- Release poster
- Genre: Crime; Thriller;
- Written by: Sri Ram Ram
- Directed by: Sri Ram Ram
- Starring: Karthik Raj; Ramya Pandian;
- Theme music composer: Vishal Chandrasekhar
- Country of origin: India
- Original language: Tamil
- No. of seasons: 1
- No. of episodes: 8 (list of episodes)

Production
- Producers: Sundaram Bala Dinesh Ramana
- Cinematography: Farook Basha
- Editor: Tamil Arasan
- Camera setup: Multi-camera
- Running time: 30 mins
- Production company: Insideus Media

Original release
- Network: ZEE5
- Release: 30 October 2020

= Mugilan =

2020 Indian crime thriller miniseries

Mugilan is a 2020 Indian Tamil-language crime thriller miniseries, produced as an Original for ZEE5, written and directed by Sri Ram Ram and edited by Tamil Arasan. It stars Karthik Raj and Ramya Pandian in the main lead roles.

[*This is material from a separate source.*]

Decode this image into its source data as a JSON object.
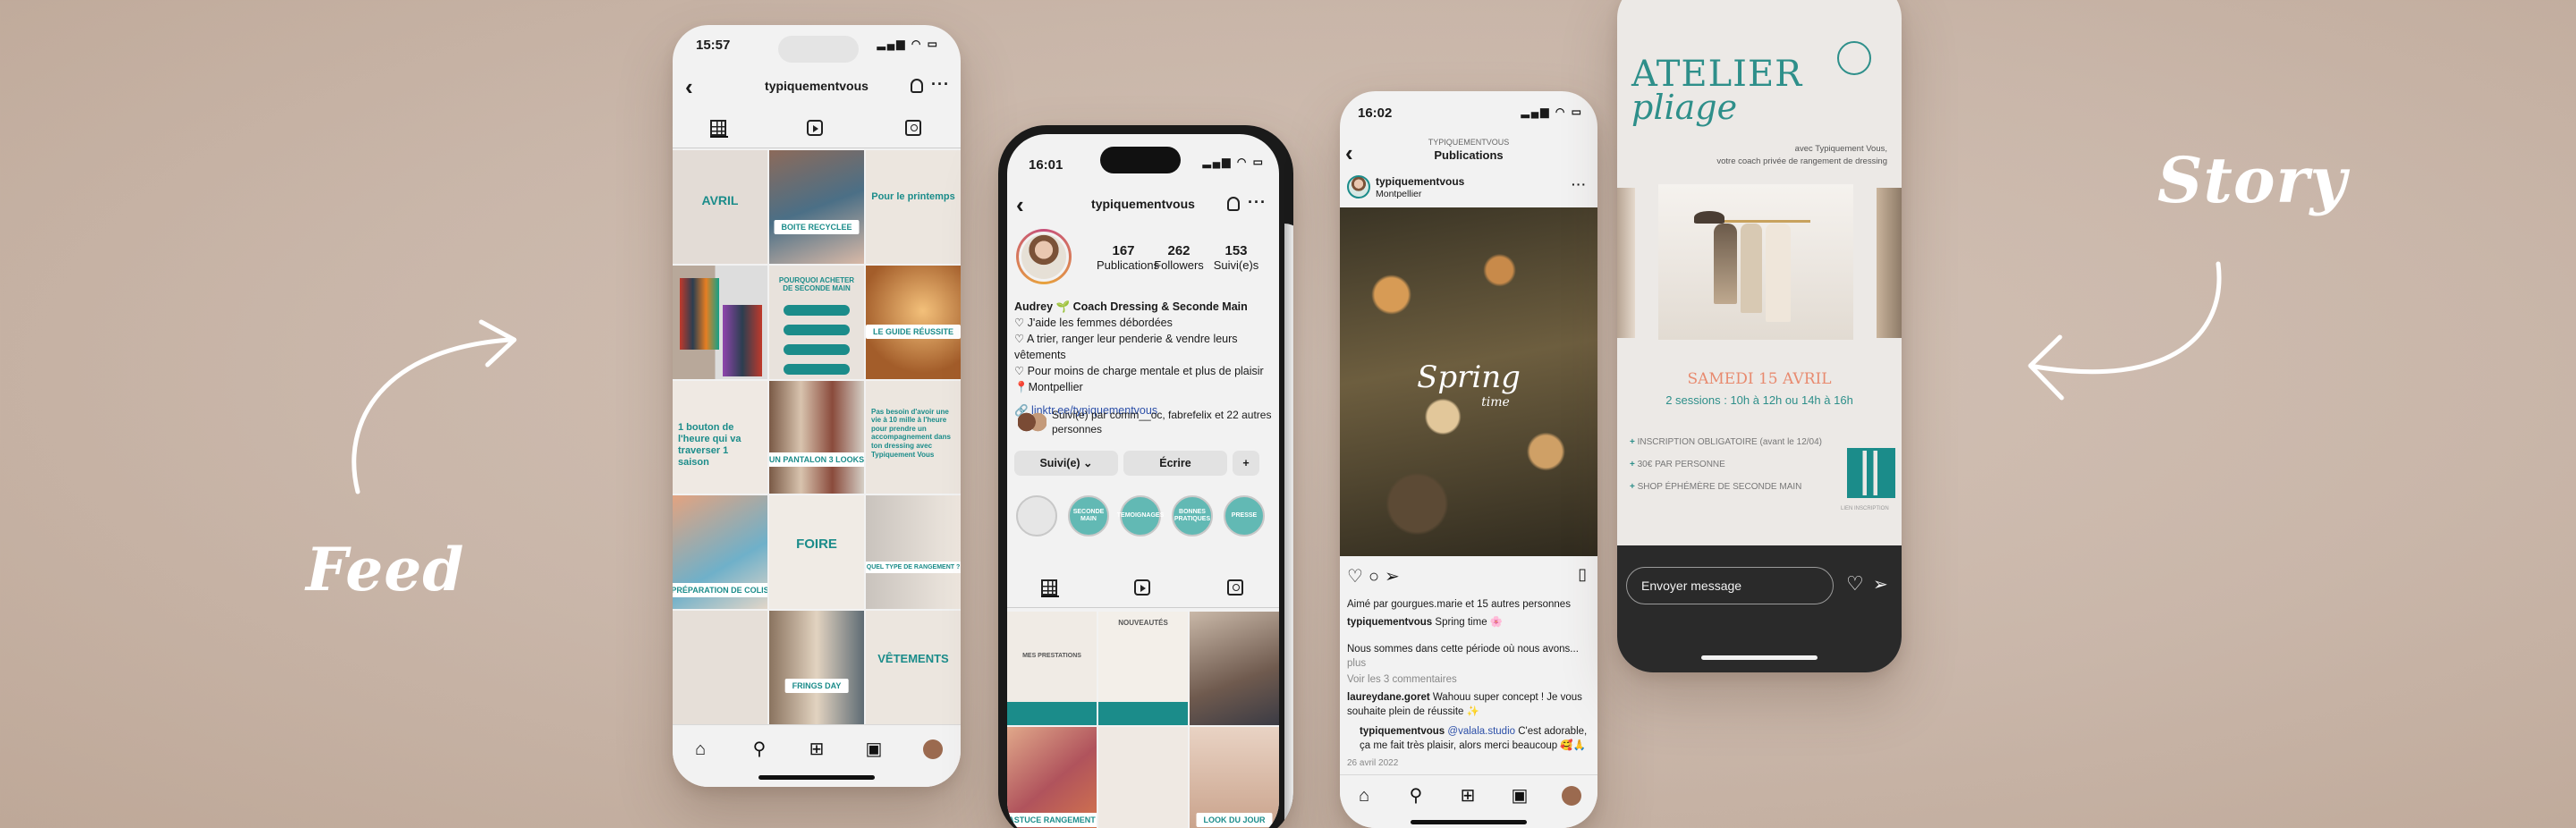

The miniseries is set in the backdrop of 1970s era and it is based on how socio political elements eventually triggered to a rise of a gangster in Tamil Nadu. It was released on 30 October 2020.

==Premise==
The series depicts socio-political events that led to the rise of one of the most dreaded gangsters of Kanchipuram district in Tamil Nadu in the 1970s called Mugilan.

== Cast ==
- Karthik Raj as Mugilan
- Ramya Pandian as Maheshwari
- Raj Kumar manthirapandi as Rajendran
- Asha Rathi as Malar Mugilan's daughter
- Aadukalam Naren as Mudaliyar
- Gayatri Rema as Devi
- Robert as Saravanan
- Risha Jacobs as Saravanan's girlfriend
- Junior Balaiah as Dhashwanth

== Production ==
Karthik Raj was roped into play the male lead role in the series while he was busy with shooting for Zee Tamil television soap opera Sembaruthi. Ramya Pandian was roped into play the main female lead and made her digital debut through the project.

== Release ==
This is the first web series to be announced by the ZEE5 platform for the release after the COVID-19 pandemic lockdown in India. It was released through ZEE5 on 30 October 2020.

== Episodes ==

| No. overall | No. in season | Title | Directed by | Written by | Original release date |
|---|---|---|---|---|---|
| 1 | 1 | "The First Strike" | Sri Ram Ram | Sri Ram Ram | 30 October 2020 |
| 2 | 2 | "Deceit" | Sri Ram Ram | Sri Ram Ram | 30 October 2020 |
| 3 | 3 | "Lost in love" | Sri Ram Ram | Sri Ram Ram | 30 October 2020 |
| 4 | 4 | "The Rise of the Underdog" | Sri Ram Ram | Sri Ram Ram | 30 October 2020 |
| 5 | 5 | "Power Play" | Sri Ram Ram | Sri Ram Ram | 30 October 2020 |
| 6 | 6 | "Red Eagles" | Sri Ram Ram | Sri Ram Ram | 30 October 2020 |
| 7 | 7 | "Allegiance and Betrayal" | Sri Ram Ram | Sri Ram Ram | 30 October 2020 |
| 8 | 8 | "Checkmate" | Sri Ram Ram | Sri Ram Ram | 30 October 2020 |

== Reception ==
Navein Darshan from Cinemaexpress wrote that it is "an unengaging gangster drama that fails due to lack of clarity in writing and underwhelming performances" but appreciated "the landscapes."